DNS zone transfer
DNS zone transfer definition
A DNS zone transfer is a type of DNS transaction you can implement. With a DNS zone transfer, primary and secondary DNS servers can exchange zones with each other, including all resource records, which is a critical requirement for redundancy and backup for DNS data. DNS zone transfers are usually done to replicate DNS data to a number of different DNS servers. It can also distribute DNS updates and changes across multiple servers.
Usually, records from the primary DNS server are shared with secondary and other DNS servers during a DNS zone transfer. A DNS zone transfer is usually a very long and time-consuming process, so organizations started implementing incremental DNS zones, which transfer only the changes since the previous transfers to speed up the process and save time.
DNS zone transfer records
SOA record. An SOA (state of authority) is a mandatory DNS record and serves as the starting point for a DNS zone. It contains information like the name of the server, the name of the administrator of the DNS zone, the current SOA record version, the amount of time (in seconds) that a secondary DNS server needs to wait before checking for updates, and the amount of time (in seconds) to wait before trying a failed transfer again. Its purpose is to indicate the authoritative DNS server for the zone, manage zone parameters, and facilitate zone transfer.

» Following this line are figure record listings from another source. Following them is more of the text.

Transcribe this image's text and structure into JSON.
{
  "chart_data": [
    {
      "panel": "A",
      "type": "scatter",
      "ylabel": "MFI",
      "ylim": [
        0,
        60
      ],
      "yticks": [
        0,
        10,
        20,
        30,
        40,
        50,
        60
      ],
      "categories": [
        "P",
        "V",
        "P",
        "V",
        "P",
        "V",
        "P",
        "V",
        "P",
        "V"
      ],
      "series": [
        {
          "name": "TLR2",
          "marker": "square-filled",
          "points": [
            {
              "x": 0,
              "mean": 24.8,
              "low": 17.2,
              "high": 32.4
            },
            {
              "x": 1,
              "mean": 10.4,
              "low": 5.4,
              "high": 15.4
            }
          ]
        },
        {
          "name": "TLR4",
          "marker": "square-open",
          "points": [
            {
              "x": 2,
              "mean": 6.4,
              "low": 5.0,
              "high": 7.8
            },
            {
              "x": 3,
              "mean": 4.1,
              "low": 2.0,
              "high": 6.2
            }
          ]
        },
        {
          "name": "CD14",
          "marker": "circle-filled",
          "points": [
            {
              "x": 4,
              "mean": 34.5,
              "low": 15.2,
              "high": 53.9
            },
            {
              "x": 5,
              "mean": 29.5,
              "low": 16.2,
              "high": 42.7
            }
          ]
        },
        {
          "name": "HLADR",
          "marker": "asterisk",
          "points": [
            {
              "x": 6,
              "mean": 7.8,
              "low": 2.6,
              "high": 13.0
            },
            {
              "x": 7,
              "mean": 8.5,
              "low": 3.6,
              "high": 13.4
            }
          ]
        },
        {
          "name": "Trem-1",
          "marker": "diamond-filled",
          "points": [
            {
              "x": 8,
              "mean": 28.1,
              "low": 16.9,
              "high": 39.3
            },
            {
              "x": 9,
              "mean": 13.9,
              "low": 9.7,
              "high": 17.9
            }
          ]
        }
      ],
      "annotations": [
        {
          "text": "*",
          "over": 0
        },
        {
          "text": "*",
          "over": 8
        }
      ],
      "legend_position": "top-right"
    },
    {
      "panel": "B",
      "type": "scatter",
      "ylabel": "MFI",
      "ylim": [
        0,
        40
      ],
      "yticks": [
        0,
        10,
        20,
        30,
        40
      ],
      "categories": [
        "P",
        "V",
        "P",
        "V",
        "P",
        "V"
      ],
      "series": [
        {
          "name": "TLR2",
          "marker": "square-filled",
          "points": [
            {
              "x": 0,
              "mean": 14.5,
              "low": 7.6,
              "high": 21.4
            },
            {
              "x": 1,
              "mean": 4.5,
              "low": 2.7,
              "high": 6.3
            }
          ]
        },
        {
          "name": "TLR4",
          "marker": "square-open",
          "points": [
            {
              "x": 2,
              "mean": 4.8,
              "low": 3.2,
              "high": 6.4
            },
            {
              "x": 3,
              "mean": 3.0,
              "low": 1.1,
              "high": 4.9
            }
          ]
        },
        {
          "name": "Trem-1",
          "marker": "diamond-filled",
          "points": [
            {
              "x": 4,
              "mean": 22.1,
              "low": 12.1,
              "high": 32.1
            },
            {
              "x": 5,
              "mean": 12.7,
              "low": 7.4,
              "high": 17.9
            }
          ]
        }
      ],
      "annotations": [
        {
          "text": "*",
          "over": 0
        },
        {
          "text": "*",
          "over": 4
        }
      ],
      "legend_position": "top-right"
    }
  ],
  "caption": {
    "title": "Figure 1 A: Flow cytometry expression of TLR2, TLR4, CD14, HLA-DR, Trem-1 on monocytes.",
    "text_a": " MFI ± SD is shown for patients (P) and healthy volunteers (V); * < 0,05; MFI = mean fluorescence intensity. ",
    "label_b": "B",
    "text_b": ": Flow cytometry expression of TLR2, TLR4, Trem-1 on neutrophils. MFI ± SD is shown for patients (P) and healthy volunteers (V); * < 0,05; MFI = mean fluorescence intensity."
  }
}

MX record. The MX (mail exchange) record determines which mail server must accept email messages on behalf of a domain name. It allows email to be routed correctly by specifying the priority of multiple mail servers for a domain.
TXT record. The TXT (text) record allows you to associate arbitrary text with names or a host. It can contain valuable information, like data center information, domain ownership verification, network information, and other account information.